Originally braiding bull ropes with manila, Barstow now makes long-wearing poly ropes, rot, mud and moisture resistant.
One bull rope requires about eight hours to braid and sells in the $300 range.
Chaps are also custom made to order for rodeo events and ranch work. Spurs, halters, gloves, about anything used by cowboys and cowgirls are sold.
Coronavirus impacted sales as rodeos slowed down this year, but Barstow Pro Rodeo Equipment demand is again expanding.
“Our equipment is still handmade one item at a time,” Barstow assured. “This is important in a time when much of the rodeo equipment available is mass-produced here and in foreign countries.”
With daughters Danna and Mandy also living in Texas, Barstow is retired from everyday operations staying home with Belinda.
“Our daughter and son-in-law Erica and Brent Hodge now own and operate the business with a dozen dedicated employees,” he credited.
“The customer is always Number One, whether a beginner or a seasoned professional. Satisfaction is the top priority,” Neil Barstow stated.
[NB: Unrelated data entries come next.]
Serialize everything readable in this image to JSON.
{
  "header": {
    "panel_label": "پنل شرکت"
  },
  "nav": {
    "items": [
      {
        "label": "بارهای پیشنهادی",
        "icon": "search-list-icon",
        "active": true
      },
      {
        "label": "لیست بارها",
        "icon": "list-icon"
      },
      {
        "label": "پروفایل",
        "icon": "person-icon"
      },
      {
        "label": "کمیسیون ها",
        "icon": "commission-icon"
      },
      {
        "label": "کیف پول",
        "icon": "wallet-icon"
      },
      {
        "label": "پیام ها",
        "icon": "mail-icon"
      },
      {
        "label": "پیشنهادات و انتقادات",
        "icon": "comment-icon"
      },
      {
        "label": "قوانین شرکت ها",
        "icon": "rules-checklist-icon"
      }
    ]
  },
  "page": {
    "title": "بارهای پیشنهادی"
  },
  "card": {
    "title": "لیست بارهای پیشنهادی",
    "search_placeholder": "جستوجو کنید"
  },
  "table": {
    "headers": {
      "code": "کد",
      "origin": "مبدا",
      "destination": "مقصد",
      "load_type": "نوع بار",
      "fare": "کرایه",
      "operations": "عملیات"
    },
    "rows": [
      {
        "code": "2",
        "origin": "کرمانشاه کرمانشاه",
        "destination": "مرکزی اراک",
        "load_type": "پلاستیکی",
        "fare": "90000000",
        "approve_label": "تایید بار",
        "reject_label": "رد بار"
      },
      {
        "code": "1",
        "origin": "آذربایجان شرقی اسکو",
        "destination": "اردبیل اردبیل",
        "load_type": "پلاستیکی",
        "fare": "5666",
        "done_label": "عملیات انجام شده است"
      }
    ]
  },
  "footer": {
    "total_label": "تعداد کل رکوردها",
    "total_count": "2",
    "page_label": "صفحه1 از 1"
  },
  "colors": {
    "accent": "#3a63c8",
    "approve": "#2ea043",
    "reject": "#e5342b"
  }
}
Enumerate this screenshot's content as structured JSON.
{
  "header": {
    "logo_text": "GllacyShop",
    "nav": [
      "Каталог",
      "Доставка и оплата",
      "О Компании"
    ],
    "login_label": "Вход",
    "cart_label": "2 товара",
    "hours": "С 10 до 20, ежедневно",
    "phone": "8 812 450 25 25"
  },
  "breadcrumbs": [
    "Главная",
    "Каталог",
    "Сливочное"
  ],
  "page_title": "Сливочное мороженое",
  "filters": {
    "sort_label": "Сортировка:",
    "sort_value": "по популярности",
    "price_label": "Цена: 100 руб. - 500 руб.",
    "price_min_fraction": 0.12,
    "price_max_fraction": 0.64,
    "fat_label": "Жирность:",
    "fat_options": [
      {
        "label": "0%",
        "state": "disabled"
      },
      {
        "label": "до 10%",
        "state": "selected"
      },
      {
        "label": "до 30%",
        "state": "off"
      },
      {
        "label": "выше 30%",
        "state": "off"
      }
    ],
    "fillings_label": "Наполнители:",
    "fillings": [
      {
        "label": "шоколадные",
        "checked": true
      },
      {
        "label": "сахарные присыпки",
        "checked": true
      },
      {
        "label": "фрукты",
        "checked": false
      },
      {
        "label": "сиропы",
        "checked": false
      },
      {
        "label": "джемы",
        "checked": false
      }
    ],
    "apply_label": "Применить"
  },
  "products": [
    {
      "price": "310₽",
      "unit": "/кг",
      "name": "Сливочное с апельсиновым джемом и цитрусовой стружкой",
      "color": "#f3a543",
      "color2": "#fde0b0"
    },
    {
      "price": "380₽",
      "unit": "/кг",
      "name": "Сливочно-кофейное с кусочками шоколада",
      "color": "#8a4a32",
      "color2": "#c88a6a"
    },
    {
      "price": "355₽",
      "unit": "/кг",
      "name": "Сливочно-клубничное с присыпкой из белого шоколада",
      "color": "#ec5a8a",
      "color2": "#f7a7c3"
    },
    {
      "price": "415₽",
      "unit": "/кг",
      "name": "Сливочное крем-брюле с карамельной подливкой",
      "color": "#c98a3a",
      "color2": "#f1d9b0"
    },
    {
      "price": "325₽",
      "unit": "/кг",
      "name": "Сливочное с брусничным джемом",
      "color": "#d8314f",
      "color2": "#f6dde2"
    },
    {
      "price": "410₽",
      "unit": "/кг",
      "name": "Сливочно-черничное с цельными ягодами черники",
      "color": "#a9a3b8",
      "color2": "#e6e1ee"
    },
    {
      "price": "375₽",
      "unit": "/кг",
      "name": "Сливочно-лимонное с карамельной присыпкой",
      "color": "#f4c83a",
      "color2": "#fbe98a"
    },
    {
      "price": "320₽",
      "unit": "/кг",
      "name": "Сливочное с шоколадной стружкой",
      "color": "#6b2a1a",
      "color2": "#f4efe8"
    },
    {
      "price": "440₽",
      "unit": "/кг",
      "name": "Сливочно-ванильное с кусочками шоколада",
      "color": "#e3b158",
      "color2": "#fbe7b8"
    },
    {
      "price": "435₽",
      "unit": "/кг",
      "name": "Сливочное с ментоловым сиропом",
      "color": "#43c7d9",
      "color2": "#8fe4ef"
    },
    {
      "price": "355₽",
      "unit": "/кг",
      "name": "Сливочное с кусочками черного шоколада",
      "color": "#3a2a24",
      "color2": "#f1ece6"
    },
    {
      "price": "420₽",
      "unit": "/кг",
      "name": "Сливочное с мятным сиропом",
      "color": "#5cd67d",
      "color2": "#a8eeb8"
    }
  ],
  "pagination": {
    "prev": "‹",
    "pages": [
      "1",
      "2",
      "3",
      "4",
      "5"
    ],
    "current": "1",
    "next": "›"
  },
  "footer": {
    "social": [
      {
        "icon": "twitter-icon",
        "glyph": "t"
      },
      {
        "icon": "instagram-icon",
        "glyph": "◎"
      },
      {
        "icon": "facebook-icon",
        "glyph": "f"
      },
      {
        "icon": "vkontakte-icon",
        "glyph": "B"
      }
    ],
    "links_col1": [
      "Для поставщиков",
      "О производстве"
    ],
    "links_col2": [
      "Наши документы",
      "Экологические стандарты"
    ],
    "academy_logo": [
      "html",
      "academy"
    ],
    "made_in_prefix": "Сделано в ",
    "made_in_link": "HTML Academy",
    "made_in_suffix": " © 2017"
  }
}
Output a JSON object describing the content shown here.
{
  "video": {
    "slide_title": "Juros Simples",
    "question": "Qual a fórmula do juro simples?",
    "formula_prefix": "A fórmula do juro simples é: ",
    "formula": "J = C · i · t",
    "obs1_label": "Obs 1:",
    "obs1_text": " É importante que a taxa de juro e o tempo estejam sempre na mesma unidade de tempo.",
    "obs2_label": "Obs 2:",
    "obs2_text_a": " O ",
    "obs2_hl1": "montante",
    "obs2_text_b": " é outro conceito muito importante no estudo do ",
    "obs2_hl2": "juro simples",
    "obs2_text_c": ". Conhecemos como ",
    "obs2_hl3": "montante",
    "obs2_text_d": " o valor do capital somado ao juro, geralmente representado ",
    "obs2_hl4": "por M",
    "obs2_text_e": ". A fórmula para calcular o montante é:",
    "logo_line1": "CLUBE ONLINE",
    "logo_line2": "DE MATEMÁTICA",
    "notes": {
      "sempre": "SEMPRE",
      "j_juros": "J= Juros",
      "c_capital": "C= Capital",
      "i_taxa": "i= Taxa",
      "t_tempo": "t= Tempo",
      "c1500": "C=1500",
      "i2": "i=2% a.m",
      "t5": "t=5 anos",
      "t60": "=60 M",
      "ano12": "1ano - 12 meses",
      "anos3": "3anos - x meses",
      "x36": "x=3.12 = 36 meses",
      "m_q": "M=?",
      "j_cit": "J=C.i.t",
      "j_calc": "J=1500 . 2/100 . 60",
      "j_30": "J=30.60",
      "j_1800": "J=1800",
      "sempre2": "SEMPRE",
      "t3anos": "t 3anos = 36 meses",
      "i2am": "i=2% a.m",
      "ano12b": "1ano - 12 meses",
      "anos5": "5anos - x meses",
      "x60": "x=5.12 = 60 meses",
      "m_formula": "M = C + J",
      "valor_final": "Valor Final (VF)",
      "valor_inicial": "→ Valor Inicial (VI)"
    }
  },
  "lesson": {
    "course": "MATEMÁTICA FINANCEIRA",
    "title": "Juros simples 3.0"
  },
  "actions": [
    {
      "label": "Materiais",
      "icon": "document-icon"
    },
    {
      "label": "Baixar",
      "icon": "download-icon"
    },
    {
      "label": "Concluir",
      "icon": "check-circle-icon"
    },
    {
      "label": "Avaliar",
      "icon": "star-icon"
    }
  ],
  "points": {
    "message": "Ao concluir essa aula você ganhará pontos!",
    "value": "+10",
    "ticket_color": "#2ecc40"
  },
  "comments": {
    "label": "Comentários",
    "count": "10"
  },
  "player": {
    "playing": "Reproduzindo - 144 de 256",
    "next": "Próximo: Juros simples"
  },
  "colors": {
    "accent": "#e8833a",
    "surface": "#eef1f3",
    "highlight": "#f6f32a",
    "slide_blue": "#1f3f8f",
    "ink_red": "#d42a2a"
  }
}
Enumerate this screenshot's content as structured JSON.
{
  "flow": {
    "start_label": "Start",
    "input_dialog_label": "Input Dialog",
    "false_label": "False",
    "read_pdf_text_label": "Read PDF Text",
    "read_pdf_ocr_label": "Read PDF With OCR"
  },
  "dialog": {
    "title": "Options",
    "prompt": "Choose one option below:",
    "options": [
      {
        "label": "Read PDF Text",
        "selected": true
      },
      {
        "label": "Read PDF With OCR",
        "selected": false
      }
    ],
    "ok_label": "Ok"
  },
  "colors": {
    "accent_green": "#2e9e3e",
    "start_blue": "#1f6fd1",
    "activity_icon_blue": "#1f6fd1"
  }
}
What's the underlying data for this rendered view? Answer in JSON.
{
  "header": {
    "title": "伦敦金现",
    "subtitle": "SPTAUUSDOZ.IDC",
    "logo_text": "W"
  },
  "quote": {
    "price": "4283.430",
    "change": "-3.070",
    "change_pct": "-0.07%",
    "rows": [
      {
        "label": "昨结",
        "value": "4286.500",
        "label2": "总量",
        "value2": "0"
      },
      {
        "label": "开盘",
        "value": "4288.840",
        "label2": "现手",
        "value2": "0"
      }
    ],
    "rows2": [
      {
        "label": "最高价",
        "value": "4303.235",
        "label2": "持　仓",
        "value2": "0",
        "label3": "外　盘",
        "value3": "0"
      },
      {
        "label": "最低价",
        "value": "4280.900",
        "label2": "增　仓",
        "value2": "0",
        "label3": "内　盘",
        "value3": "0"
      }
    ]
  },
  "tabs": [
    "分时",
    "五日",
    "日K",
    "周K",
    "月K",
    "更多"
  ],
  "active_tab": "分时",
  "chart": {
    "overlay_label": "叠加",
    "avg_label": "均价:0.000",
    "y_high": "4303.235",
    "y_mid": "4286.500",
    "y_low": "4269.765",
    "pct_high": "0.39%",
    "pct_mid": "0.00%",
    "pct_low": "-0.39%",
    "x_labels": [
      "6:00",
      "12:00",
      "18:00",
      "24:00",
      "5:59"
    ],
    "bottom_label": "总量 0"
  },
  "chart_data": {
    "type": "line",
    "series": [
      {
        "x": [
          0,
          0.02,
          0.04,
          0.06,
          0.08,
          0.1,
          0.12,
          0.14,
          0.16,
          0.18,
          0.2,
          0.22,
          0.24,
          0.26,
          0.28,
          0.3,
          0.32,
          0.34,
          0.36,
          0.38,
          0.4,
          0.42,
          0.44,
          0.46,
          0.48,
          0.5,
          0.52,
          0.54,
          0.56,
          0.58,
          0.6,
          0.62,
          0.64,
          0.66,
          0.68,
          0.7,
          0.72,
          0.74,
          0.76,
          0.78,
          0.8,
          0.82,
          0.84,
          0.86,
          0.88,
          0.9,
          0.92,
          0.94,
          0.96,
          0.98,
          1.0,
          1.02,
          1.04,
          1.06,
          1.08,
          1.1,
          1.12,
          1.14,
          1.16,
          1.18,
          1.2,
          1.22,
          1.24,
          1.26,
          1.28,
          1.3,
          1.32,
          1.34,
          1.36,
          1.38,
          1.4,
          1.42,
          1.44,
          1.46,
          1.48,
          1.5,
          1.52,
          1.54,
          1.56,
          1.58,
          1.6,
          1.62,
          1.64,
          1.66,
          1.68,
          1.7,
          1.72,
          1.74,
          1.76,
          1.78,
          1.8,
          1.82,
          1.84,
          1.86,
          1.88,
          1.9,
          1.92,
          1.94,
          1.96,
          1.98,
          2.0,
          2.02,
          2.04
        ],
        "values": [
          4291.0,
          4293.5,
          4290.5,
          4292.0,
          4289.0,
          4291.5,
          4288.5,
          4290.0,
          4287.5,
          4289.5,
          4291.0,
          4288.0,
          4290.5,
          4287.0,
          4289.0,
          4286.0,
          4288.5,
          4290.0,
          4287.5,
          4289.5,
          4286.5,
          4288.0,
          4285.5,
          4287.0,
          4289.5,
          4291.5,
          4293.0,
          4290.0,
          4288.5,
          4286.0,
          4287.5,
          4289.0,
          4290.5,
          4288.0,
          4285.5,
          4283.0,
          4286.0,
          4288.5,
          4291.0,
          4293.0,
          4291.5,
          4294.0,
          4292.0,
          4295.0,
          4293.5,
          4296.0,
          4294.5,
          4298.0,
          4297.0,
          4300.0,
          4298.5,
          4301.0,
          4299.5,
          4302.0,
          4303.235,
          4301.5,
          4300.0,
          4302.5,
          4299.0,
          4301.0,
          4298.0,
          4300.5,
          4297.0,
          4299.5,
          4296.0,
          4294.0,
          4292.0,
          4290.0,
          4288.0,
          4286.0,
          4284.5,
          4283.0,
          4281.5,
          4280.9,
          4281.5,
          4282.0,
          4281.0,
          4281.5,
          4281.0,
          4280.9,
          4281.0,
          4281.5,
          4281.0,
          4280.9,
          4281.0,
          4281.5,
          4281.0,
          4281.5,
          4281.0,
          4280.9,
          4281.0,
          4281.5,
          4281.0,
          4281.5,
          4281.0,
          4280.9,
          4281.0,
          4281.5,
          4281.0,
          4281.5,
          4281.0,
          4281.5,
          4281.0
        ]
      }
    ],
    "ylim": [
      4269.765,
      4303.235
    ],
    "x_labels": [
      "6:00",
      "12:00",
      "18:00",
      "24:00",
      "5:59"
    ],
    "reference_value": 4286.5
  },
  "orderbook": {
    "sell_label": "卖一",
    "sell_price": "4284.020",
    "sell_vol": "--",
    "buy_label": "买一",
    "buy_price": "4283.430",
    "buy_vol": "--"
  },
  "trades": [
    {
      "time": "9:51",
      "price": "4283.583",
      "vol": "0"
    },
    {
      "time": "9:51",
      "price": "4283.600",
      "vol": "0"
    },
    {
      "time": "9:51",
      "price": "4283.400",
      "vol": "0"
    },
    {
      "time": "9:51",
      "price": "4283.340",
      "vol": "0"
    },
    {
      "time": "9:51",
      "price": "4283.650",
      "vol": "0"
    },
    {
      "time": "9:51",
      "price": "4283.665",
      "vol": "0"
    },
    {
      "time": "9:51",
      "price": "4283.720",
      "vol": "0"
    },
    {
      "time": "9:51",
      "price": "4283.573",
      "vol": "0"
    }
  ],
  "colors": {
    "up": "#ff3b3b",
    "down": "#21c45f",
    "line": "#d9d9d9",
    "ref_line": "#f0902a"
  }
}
Before retiring in 2013, Neil Barstow of Barstow Pro Rodeo Equipment in Corsicana, Texas, built a bareback rigging for Steven Dent (right), 10-times National Finals Rodeo qualifier. Holding Dent’s baby son, Brent Hodge, Barstow’s son-in-law and his wife Erica now own and operate the business. Barstow Pro Rodeo Equipment builds bareback bronc riggings to a rodeo cowboy’s specific request.

Neil Barstow is with three of his six grandchildren. Long-wearing poly bull ropes made by Barstow Pro Rodeo Equipment are rot, mud and moisture resistant.

Miss Rodeo America 2019 Taylor McNair from Mississippi won the $1,000 Women’s Professional Rodeo Association Chap Scholarship wearing chaps made by Barstow Pro Rodeo Equipment.